Louisiana Woman Accused of Faking Emotional Reaction to Husband's Slaying

Monique Kitts is accused of hiring a hit man to kill her husband.

ByABC News
November 3, 2014, 9:49 AM

— -- Jurors could begin deliberating today in the trial of a Louisiana woman accused of hiring a hit man to gun down her husband, all to obtain a life insurance payoff, prosecutors allege.

A 911 call from the moment Monique Kitts found husband Corey’s body was played in court Friday.

“It’s like something … somebody’s been in my house,” she can be heard saying on the call in 2010. “I just walked through the door.

“Oh, my God, help me! Oh, my God, help me! Oh, Jesus,” she said, sobbing.

But prosecutors say the emotional reaction to her husband’s death was fake, that Kitts was putting on a show to collect on a life insurance policy worth more than $500,000. Assistant District Attorney Tony Clayton said forensic cellphone records are among the key pieces of evidence linking her to the alleged shooter, Karl Howard.

"We're going to take the cellphone records, and we're going to place the defendants conversing with one another,” Clayton said. “We're going to place them at certain parts around the crime scene during the time of the murder.

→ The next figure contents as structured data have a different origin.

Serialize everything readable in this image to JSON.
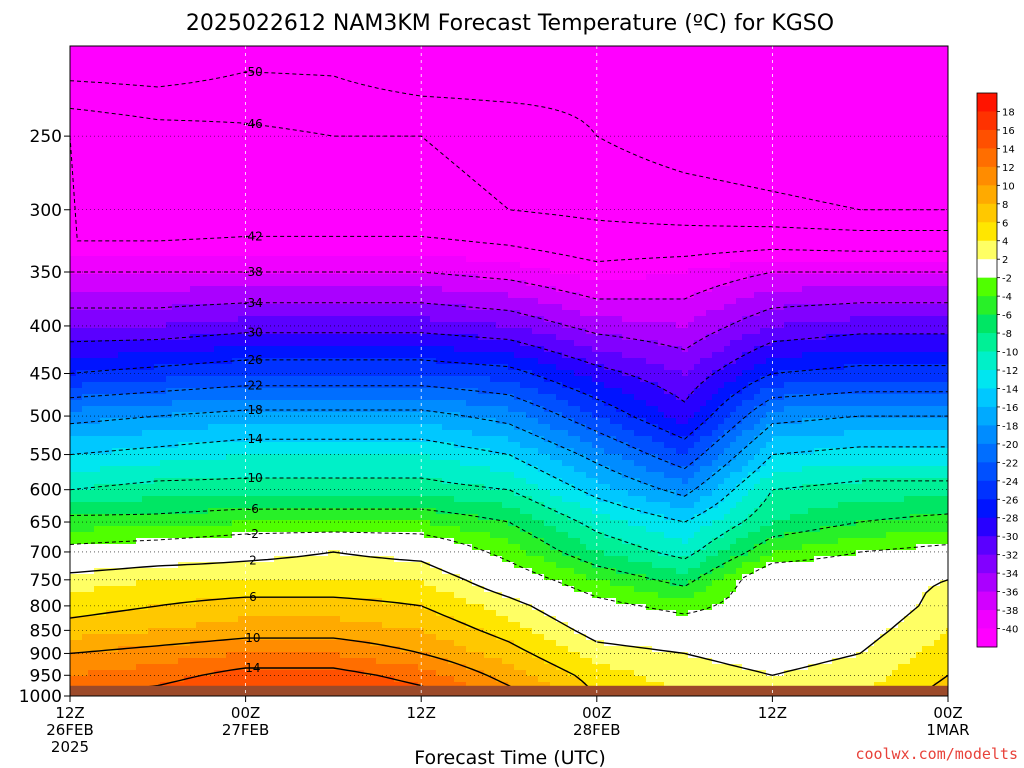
{
  "chart_data": {
    "type": "heatmap",
    "title": "2025022612 NAM3KM Forecast Temperature (ºC) for KGSO",
    "xlabel": "Forecast Time (UTC)",
    "credit": "coolwx.com/modelts",
    "x_ticks": [
      {
        "hours": 0,
        "lines": [
          "12Z",
          "26FEB",
          "2025"
        ]
      },
      {
        "hours": 12,
        "lines": [
          "00Z",
          "27FEB"
        ]
      },
      {
        "hours": 24,
        "lines": [
          "12Z"
        ]
      },
      {
        "hours": 36,
        "lines": [
          "00Z",
          "28FEB"
        ]
      },
      {
        "hours": 48,
        "lines": [
          "12Z"
        ]
      },
      {
        "hours": 60,
        "lines": [
          "00Z",
          "1MAR"
        ]
      }
    ],
    "xlim_hours": [
      0,
      60
    ],
    "y_ticks": [
      250,
      300,
      350,
      400,
      450,
      500,
      550,
      600,
      650,
      700,
      750,
      800,
      850,
      900,
      950,
      1000
    ],
    "ylim_hPa": [
      200,
      1000
    ],
    "ground_hPa": 975,
    "colorbar": {
      "labels": [
        18,
        16,
        14,
        12,
        10,
        8,
        6,
        4,
        2,
        -2,
        -4,
        -6,
        -8,
        -10,
        -12,
        -14,
        -16,
        -18,
        -20,
        -22,
        -24,
        -26,
        -28,
        -30,
        -32,
        -34,
        -36,
        -38,
        -40
      ],
      "colors": [
        "#ff1400",
        "#ff3200",
        "#ff5000",
        "#ff6e00",
        "#ff8c00",
        "#ffaa00",
        "#ffc800",
        "#ffe600",
        "#ffff64",
        "#ffffff",
        "#50ff00",
        "#28f028",
        "#00e664",
        "#00f096",
        "#00f0c8",
        "#00e6f0",
        "#00c8ff",
        "#00aaff",
        "#008cff",
        "#006eff",
        "#0050ff",
        "#0032ff",
        "#0014ff",
        "#2800ff",
        "#5a00ff",
        "#8200ff",
        "#aa00ff",
        "#d200ff",
        "#f000ff",
        "#ff00ff"
      ]
    },
    "temperature_levels": [
      {
        "hPa": 200,
        "T": [
          -55,
          -55,
          -52,
          -52,
          -55,
          -55,
          -52,
          -52,
          -55,
          -55,
          -55
        ]
      },
      {
        "hPa": 250,
        "T": [
          -42,
          -44,
          -45,
          -46,
          -46,
          -47,
          -50,
          -52,
          -53,
          -54,
          -54
        ]
      },
      {
        "hPa": 300,
        "T": [
          -46,
          -46,
          -45,
          -45,
          -45,
          -46,
          -47,
          -48,
          -49,
          -50,
          -50
        ]
      },
      {
        "hPa": 350,
        "T": [
          -38,
          -38,
          -38,
          -38,
          -38,
          -39,
          -41,
          -40,
          -38,
          -38,
          -38
        ]
      },
      {
        "hPa": 400,
        "T": [
          -32,
          -32,
          -31,
          -31,
          -31,
          -32,
          -35,
          -36,
          -32,
          -31,
          -31
        ]
      },
      {
        "hPa": 450,
        "T": [
          -26,
          -25,
          -24,
          -24,
          -24,
          -25,
          -29,
          -32,
          -26,
          -25,
          -25
        ]
      },
      {
        "hPa": 500,
        "T": [
          -19,
          -18,
          -17,
          -17,
          -17,
          -19,
          -24,
          -29,
          -19,
          -18,
          -18
        ]
      },
      {
        "hPa": 550,
        "T": [
          -14,
          -13,
          -12,
          -12,
          -12,
          -14,
          -19,
          -24,
          -14,
          -13,
          -13
        ]
      },
      {
        "hPa": 600,
        "T": [
          -10,
          -9,
          -9,
          -9,
          -9,
          -10,
          -15,
          -19,
          -10,
          -9,
          -9
        ]
      },
      {
        "hPa": 650,
        "T": [
          -5,
          -5,
          -4,
          -4,
          -4,
          -6,
          -11,
          -14,
          -8,
          -6,
          -5
        ]
      },
      {
        "hPa": 700,
        "T": [
          -1,
          0,
          1,
          2,
          1,
          -3,
          -8,
          -11,
          -4,
          -2,
          -1
        ]
      },
      {
        "hPa": 750,
        "T": [
          3,
          4,
          4,
          4,
          4,
          0,
          -4,
          -7,
          1,
          1,
          2
        ]
      },
      {
        "hPa": 800,
        "T": [
          5,
          6,
          7,
          7,
          6,
          3,
          -1,
          -3,
          0,
          0,
          3
        ]
      },
      {
        "hPa": 850,
        "T": [
          7,
          8,
          9,
          9,
          8,
          5,
          1,
          0,
          0,
          1,
          4
        ]
      },
      {
        "hPa": 900,
        "T": [
          10,
          11,
          12,
          12,
          10,
          7,
          3,
          2,
          1,
          2,
          5
        ]
      },
      {
        "hPa": 950,
        "T": [
          12,
          13,
          15,
          15,
          13,
          9,
          5,
          3,
          2,
          3,
          6
        ]
      },
      {
        "hPa": 1000,
        "T": [
          14,
          15,
          17,
          17,
          15,
          11,
          6,
          4,
          2,
          4,
          7
        ]
      }
    ],
    "temperature_hours": [
      0,
      6,
      12,
      18,
      24,
      30,
      36,
      42,
      48,
      54,
      60
    ],
    "contour_labels": [
      -50,
      -46,
      -42,
      -38,
      -34,
      -30,
      -26,
      -22,
      -18,
      -14,
      -10,
      -6,
      -2,
      2,
      6,
      10,
      14
    ],
    "grid": true
  }
}
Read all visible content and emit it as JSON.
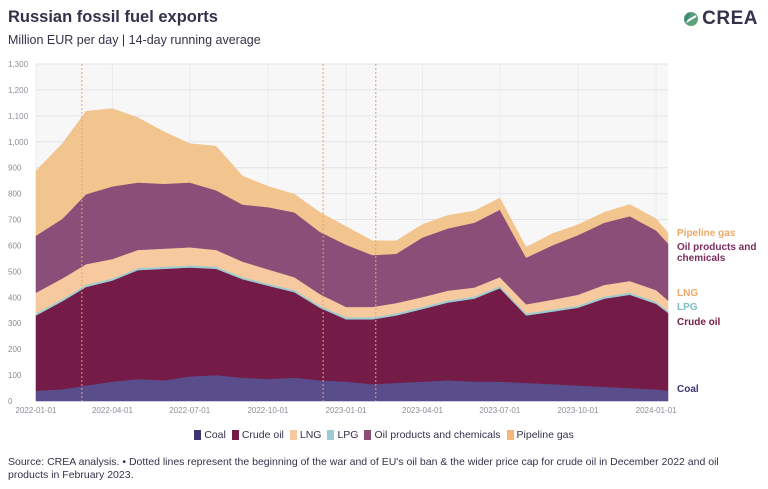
{
  "header": {
    "title": "Russian fossil fuel exports",
    "subtitle": "Million EUR per day | 14-day running average"
  },
  "logo": {
    "text": "CREA"
  },
  "legend": [
    {
      "label": "Coal",
      "color": "#3d3472"
    },
    {
      "label": "Crude oil",
      "color": "#741b47"
    },
    {
      "label": "LNG",
      "color": "#f6c99f"
    },
    {
      "label": "LPG",
      "color": "#9ccbd2"
    },
    {
      "label": "Oil products and chemicals",
      "color": "#8b4e78"
    },
    {
      "label": "Pipeline gas",
      "color": "#f3b97a"
    }
  ],
  "source": "Source: CREA analysis. • Dotted lines represent the beginning of the war and of EU's oil ban & the wider price cap for crude oil in December 2022 and oil products in February 2023.",
  "chart_data": {
    "type": "area",
    "stacked": true,
    "ylim": [
      0,
      1300
    ],
    "yticks": [
      "0",
      "100",
      "200",
      "300",
      "400",
      "500",
      "600",
      "700",
      "800",
      "900",
      "1,000",
      "1,100",
      "1,200",
      "1,300"
    ],
    "xticks": [
      "2022-01-01",
      "2022-04-01",
      "2022-07-01",
      "2022-10-01",
      "2023-01-01",
      "2023-04-01",
      "2023-07-01",
      "2023-10-01",
      "2024-01-01"
    ],
    "x_range": [
      "2022-01-01",
      "2024-01-15"
    ],
    "grid": true,
    "event_lines": [
      "2022-02-24",
      "2022-12-05",
      "2023-02-05"
    ],
    "x": [
      "2022-01-01",
      "2022-02-01",
      "2022-03-01",
      "2022-04-01",
      "2022-05-01",
      "2022-06-01",
      "2022-07-01",
      "2022-08-01",
      "2022-09-01",
      "2022-10-01",
      "2022-11-01",
      "2022-12-01",
      "2023-01-01",
      "2023-02-01",
      "2023-03-01",
      "2023-04-01",
      "2023-05-01",
      "2023-06-01",
      "2023-07-01",
      "2023-08-01",
      "2023-09-01",
      "2023-10-01",
      "2023-11-01",
      "2023-12-01",
      "2024-01-01",
      "2024-01-15"
    ],
    "series": [
      {
        "name": "Coal",
        "color": "#5a4d8c",
        "values": [
          40,
          45,
          60,
          75,
          85,
          80,
          95,
          100,
          90,
          85,
          90,
          80,
          75,
          65,
          70,
          75,
          80,
          75,
          75,
          70,
          65,
          60,
          55,
          50,
          45,
          40
        ]
      },
      {
        "name": "Crude oil",
        "color": "#741b47",
        "values": [
          290,
          340,
          380,
          390,
          420,
          430,
          420,
          410,
          380,
          360,
          330,
          280,
          240,
          250,
          260,
          280,
          300,
          320,
          360,
          260,
          280,
          300,
          340,
          360,
          330,
          300
        ]
      },
      {
        "name": "LPG",
        "color": "#9ccbd2",
        "values": [
          8,
          8,
          8,
          8,
          8,
          8,
          8,
          8,
          8,
          8,
          8,
          8,
          8,
          8,
          8,
          8,
          8,
          8,
          8,
          8,
          8,
          8,
          8,
          8,
          8,
          8
        ]
      },
      {
        "name": "LNG",
        "color": "#f6c99f",
        "values": [
          80,
          80,
          80,
          75,
          70,
          70,
          70,
          65,
          60,
          55,
          50,
          45,
          40,
          40,
          40,
          38,
          38,
          35,
          35,
          35,
          38,
          42,
          45,
          45,
          45,
          40
        ]
      },
      {
        "name": "Oil products and chemicals",
        "color": "#8b4e78",
        "values": [
          220,
          230,
          270,
          280,
          260,
          250,
          250,
          230,
          220,
          240,
          250,
          240,
          240,
          200,
          190,
          230,
          240,
          250,
          260,
          180,
          210,
          230,
          240,
          250,
          230,
          220
        ]
      },
      {
        "name": "Pipeline gas",
        "color": "#f3c58e",
        "values": [
          250,
          290,
          320,
          300,
          250,
          200,
          150,
          170,
          110,
          80,
          70,
          75,
          70,
          55,
          50,
          50,
          50,
          45,
          45,
          40,
          45,
          40,
          40,
          45,
          45,
          40
        ]
      }
    ],
    "right_labels": [
      {
        "label": "Pipeline gas",
        "color": "#e9a96a"
      },
      {
        "label": "Oil products and chemicals",
        "color": "#7b2d5e"
      },
      {
        "label": "LNG",
        "color": "#e9a96a"
      },
      {
        "label": "LPG",
        "color": "#7fbcc6"
      },
      {
        "label": "Crude oil",
        "color": "#741b47"
      },
      {
        "label": "Coal",
        "color": "#3d3472"
      }
    ]
  }
}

And we're going to place them by … we're just going to show their paths that they traveled and what took place leading up to the murder."

The Kitts were financially successful. She owned a day care. He worked in manufacturing. They lived in an upscale home.

But police in West Baton Rouge say that Kitts hired Howard, 30, to kill her husband. Howard and Kitts are both charged with second-degree murder and conspiracy to commit murder. Both have pleaded not guilty.

Another man, David Ray Johnson, claiming to be her former boyfriend, told police Kitts paid him to find the hit man, giving him money, a map to her home and her husband’s work schedule. Johnson, who's considered a witness, has not been implicated in any way.

But Kitts’ daughter Dorey believes her mother did nothing wrong.

“They weren’t there. They don’t know what she went through when she saw [the body],” she told ABC affiliate WBRZ in Baton Rouge, Louisiana. “They don't know what she's been through throughout her life. They just, they can't just judge her off of what they're hearing. They just got to know her, herself and know the truth."